Padre, gracias por la ilustración de esto. Pero ayúdanos a entender en donde quiera que estemos en el viaje, a partir no de entendimiento a mal entendimiento, a entendimiento perfecto. Pero ayúdanos a entender de donde estamos en el viaje, de no entender a entender mal, a entender perfectamente. Es un camino que Tú debes proveer. Tu Palabra es la luz, Tu Palabra es el camino, Tu Palabra expande nuestra visión. Nuestra visión es imperfecta y está borrosa. Como los discípulos, ciertamente sería imperfecta, y estaría borrosa si no entendiéramos el significado de la cruz y la resurrección; nadie puede ver claramente hasta que han visto perfectamente la cruz y  la resurrección; entonces todo es claro.

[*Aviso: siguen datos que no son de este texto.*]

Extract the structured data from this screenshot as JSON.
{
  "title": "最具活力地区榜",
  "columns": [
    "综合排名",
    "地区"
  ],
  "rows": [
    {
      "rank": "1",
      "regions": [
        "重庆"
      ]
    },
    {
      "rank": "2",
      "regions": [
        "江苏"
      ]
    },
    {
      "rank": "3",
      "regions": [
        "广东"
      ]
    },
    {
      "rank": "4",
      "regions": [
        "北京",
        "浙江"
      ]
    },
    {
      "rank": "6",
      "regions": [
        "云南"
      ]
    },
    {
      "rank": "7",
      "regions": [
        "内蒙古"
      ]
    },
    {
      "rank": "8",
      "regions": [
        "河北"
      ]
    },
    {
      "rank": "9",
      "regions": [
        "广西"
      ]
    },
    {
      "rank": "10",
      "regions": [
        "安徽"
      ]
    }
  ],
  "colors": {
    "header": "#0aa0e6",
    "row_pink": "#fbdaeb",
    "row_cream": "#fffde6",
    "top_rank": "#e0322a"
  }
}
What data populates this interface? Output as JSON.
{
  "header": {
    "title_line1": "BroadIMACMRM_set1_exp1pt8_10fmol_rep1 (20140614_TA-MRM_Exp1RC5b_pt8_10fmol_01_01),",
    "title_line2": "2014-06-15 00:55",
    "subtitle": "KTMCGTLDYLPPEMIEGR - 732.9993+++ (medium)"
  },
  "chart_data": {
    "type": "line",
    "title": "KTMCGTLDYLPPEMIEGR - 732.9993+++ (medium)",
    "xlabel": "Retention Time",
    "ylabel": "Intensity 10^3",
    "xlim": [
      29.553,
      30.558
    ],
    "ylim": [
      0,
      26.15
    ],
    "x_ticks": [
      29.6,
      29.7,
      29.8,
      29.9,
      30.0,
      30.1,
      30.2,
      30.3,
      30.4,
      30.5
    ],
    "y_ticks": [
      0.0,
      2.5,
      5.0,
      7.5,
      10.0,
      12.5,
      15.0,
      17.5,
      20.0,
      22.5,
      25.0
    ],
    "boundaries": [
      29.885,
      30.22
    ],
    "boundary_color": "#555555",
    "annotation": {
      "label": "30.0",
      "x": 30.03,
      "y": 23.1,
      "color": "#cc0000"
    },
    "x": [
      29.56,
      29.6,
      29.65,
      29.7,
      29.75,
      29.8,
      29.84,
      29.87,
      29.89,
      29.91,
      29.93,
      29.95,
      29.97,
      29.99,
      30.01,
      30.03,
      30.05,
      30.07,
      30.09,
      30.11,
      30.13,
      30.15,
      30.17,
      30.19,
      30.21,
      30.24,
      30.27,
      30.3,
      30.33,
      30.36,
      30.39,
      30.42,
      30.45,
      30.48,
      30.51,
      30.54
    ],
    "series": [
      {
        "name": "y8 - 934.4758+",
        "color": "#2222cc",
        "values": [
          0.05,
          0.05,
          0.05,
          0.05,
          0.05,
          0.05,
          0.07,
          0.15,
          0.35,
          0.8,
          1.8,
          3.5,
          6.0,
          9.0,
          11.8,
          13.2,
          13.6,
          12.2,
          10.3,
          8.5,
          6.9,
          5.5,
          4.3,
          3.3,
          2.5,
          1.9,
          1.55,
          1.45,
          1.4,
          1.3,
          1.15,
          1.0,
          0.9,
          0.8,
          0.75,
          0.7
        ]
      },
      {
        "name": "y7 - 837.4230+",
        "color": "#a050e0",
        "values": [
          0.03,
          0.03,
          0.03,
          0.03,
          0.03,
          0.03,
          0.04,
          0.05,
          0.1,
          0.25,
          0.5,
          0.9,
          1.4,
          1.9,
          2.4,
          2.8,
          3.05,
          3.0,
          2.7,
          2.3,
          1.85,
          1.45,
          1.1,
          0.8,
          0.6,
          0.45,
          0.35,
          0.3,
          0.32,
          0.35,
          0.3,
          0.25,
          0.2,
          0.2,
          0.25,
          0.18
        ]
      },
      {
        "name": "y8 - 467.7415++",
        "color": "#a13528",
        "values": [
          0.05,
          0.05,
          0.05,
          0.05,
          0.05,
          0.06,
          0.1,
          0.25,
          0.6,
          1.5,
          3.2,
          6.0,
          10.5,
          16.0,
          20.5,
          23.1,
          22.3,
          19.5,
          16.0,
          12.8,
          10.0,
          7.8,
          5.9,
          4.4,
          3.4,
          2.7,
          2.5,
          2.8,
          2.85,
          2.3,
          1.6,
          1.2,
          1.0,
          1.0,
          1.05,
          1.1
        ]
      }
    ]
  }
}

Gracias por llevarnos al entendimiento completo de quién eres Tú, el entendimiento completo de Tu vida, Tus milagros, Tu enseñanza, y más importante que eso, el entendimiento completo de la cruz, y la resurrección en la cual entendemos todo. Y después, Señor, después de que un entendimiento mayor viene a nosotros, conforme abrazamos más de la gloria de Tu Palabra, llevándonos en mayor profundidad y mayor amplitud a la esfera de la luz. Gracias por Tu verdad, inclusive en esta mañana. En el nombre de Cristo. Amén.